Choice A is incorrect because annual appointments may not address potential risk factors for hypertension. Choice C, scheduling a PSA test, is not relevant to the patient's current health assessment. Choice D, providing a weight loss plan, may be beneficial but not directly related to hypertension risk reduction in this scenario.
A nurse is planning home care for a school-age child who is awaiting discharge to home following an acute asthma attack. Which of the following growth and development stages according to Erikson should the nurse consider in the planning?
- A. Autonomy vs. shame and doubt
- B. Initiative vs. guilt
- C. Industry vs. inferiority
- D. Identity vs. role confusion
Correct Answer: C
Rationale: The correct answer is C: Industry vs. inferiority. In Erikson's psychosocial development theory, school-age children (around 6-12 years old) are in the stage of industry vs. inferiority. During this stage, children seek to develop a sense of competence and accomplishment by mastering new skills and tasks. This is crucial to consider in planning home care for a child recovering from an acute asthma attack as fostering a sense of industry can positively impact their self-esteem and motivation to manage their health.
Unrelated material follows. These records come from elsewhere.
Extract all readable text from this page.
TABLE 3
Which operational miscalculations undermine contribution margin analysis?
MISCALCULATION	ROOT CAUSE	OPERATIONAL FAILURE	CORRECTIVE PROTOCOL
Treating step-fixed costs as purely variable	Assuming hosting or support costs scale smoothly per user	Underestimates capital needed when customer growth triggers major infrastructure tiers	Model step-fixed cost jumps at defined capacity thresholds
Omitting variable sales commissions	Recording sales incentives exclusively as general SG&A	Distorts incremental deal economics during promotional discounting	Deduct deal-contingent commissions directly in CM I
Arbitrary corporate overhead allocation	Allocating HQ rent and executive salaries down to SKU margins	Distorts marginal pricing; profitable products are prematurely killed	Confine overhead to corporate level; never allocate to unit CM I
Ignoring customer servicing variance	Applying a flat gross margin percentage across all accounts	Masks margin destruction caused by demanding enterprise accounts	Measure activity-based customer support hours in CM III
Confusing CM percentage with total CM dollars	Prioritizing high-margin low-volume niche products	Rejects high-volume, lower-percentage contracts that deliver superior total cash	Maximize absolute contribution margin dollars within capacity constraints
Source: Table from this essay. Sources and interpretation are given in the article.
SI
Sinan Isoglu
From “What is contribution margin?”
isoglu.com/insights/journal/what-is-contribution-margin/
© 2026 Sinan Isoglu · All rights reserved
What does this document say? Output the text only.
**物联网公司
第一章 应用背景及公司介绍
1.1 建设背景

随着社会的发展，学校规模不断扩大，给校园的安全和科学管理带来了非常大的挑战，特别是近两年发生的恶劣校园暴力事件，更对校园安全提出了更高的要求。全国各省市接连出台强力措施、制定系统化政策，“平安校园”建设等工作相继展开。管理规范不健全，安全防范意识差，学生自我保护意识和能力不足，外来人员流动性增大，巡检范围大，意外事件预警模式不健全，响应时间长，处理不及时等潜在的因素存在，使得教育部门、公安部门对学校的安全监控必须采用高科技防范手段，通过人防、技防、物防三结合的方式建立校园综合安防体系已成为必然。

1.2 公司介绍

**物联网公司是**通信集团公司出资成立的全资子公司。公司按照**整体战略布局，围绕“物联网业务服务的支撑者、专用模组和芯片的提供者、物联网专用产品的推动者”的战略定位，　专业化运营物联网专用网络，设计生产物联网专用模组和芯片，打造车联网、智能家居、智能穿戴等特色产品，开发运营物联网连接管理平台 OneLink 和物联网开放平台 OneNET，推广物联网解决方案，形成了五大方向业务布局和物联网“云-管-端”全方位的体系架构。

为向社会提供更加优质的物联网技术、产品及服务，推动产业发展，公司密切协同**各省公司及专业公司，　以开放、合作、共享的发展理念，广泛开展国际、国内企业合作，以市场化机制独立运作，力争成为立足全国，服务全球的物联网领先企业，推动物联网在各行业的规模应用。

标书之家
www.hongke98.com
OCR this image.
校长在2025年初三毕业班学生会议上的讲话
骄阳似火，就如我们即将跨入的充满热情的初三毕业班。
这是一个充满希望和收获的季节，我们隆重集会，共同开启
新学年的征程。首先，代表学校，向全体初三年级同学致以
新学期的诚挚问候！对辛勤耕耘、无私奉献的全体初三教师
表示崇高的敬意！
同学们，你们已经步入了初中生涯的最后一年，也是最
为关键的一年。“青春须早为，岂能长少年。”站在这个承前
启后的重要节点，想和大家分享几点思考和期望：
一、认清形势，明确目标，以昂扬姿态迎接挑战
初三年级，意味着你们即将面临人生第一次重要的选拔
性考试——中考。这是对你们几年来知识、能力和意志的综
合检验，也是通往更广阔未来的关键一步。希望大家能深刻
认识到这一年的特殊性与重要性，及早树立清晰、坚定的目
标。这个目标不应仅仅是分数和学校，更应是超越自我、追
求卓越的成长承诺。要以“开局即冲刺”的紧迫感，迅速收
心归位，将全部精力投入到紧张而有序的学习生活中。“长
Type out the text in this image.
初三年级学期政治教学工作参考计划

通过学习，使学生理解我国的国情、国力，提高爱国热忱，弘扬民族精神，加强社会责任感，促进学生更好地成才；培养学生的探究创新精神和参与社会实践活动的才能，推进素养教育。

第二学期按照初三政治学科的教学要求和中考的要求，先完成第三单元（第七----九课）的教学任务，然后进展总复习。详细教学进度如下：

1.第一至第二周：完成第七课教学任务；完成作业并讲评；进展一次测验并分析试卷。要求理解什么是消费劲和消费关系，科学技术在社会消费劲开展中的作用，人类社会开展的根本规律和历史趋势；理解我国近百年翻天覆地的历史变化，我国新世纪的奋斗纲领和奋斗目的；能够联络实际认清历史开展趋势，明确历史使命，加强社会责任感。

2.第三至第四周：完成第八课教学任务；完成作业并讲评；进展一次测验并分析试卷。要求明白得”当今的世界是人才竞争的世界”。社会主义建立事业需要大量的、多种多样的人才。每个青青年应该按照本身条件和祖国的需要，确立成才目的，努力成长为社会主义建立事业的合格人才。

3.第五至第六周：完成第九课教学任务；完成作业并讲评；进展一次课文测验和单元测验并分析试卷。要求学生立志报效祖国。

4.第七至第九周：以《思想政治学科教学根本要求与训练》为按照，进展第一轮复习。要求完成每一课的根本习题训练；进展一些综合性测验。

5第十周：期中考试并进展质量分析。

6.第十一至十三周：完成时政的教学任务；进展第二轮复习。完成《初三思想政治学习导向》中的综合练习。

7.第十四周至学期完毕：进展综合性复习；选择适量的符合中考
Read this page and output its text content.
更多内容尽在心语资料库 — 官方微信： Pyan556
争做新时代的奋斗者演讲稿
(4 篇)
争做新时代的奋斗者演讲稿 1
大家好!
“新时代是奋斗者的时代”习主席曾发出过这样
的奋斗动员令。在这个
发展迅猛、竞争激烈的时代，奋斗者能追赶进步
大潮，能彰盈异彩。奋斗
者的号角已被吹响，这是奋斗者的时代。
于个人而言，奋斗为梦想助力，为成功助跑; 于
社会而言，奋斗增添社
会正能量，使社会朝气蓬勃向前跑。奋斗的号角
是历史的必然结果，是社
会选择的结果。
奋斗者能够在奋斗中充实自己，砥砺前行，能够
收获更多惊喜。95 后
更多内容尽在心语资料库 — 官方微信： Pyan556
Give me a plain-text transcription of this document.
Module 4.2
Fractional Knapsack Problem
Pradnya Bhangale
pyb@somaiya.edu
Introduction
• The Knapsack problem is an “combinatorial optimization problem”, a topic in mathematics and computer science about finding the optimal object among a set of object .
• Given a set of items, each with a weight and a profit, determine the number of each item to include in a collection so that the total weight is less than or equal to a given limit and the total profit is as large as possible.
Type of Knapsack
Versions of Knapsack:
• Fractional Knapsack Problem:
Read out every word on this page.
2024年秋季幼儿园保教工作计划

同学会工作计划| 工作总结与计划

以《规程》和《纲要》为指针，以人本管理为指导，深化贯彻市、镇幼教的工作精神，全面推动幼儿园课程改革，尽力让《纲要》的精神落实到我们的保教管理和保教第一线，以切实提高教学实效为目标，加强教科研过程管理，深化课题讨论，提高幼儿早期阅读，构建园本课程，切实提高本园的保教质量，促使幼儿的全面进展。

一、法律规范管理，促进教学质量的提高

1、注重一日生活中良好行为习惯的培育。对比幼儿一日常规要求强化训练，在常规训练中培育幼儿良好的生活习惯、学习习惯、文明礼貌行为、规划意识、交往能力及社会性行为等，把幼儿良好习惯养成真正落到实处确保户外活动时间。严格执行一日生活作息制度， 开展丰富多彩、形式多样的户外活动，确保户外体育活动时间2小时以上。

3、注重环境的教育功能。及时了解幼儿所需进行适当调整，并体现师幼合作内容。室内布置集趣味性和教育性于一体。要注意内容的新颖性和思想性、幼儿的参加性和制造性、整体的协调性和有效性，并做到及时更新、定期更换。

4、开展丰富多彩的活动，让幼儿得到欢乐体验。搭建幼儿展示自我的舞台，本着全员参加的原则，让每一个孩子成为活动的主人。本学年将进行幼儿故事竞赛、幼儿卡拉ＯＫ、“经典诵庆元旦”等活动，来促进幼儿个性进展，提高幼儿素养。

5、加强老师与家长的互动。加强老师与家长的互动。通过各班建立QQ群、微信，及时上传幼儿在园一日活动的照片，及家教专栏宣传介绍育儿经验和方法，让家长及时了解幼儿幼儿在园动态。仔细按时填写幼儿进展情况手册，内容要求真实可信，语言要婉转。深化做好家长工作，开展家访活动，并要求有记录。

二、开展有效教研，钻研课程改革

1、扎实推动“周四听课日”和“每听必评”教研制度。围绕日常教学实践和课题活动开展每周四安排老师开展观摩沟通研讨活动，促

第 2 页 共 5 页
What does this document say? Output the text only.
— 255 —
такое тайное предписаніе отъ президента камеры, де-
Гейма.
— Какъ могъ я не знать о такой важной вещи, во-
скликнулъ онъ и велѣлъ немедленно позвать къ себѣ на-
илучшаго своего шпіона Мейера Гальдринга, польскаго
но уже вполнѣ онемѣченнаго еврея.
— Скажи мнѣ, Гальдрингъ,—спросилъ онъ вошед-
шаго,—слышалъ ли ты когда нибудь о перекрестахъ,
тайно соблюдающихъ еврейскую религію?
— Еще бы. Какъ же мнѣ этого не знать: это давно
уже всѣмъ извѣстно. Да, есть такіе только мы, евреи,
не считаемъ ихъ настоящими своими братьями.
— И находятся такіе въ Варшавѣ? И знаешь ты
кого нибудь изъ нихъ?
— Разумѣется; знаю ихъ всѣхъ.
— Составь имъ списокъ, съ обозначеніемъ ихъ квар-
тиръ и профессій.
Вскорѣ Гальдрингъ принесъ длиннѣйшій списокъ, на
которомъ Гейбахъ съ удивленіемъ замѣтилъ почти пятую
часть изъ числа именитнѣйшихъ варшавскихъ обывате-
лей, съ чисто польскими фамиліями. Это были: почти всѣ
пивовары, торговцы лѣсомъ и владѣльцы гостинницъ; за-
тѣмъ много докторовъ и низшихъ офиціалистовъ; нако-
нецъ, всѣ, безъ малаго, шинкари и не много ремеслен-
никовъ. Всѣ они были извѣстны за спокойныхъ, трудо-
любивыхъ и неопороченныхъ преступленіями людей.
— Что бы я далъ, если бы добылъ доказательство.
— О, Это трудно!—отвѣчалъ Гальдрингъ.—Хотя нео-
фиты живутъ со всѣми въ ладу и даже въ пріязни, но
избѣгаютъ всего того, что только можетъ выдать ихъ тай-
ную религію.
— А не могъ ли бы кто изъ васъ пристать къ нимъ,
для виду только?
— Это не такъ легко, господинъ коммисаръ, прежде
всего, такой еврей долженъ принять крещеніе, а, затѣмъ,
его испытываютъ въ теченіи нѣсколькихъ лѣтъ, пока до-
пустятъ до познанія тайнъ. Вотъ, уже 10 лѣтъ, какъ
Choice A: Autonomy vs. shame and doubt is more relevant to toddlers, not school-age children. Choice B: Initiative vs. guilt is about preschoolers. Choice D: Identity vs. role confusion is for adolescents. Choices E, F, G are not provided, but they would not be relevant to the developmental stage of school-age children.
A nurse is assisting with the admission of a client who is about to have elective surgery. The client tells the nurse she feels anxious. Which of the following responses should the nurse make?
- A. You have nothing to worry about.
- B. Others who have had this procedure have had great results.
- C. Tell me more about your concerns.
- D. Why are you feeling so anxious?
Correct Answer: C
Rationale: The correct response is C: "Tell me more about your concerns." This is the best response because it shows active listening and empathy towards the client's feelings. By encouraging the client to express their concerns, the nurse can address specific fears or worries, providing reassurance and support tailored to the individual's needs. This open-ended question allows the client to share their feelings, leading to better communication and trust between the nurse and client.
Other choices are incorrect because:
A: "You have nothing to worry about." is dismissive and does not acknowledge the client's feelings.
B: "Others who have had this procedure have had great results." may minimize the client's anxiety and not address their specific concerns.
D: "Why are you feeling so anxious?" is a closed-ended question that may put the client on the spot and not facilitate open communication.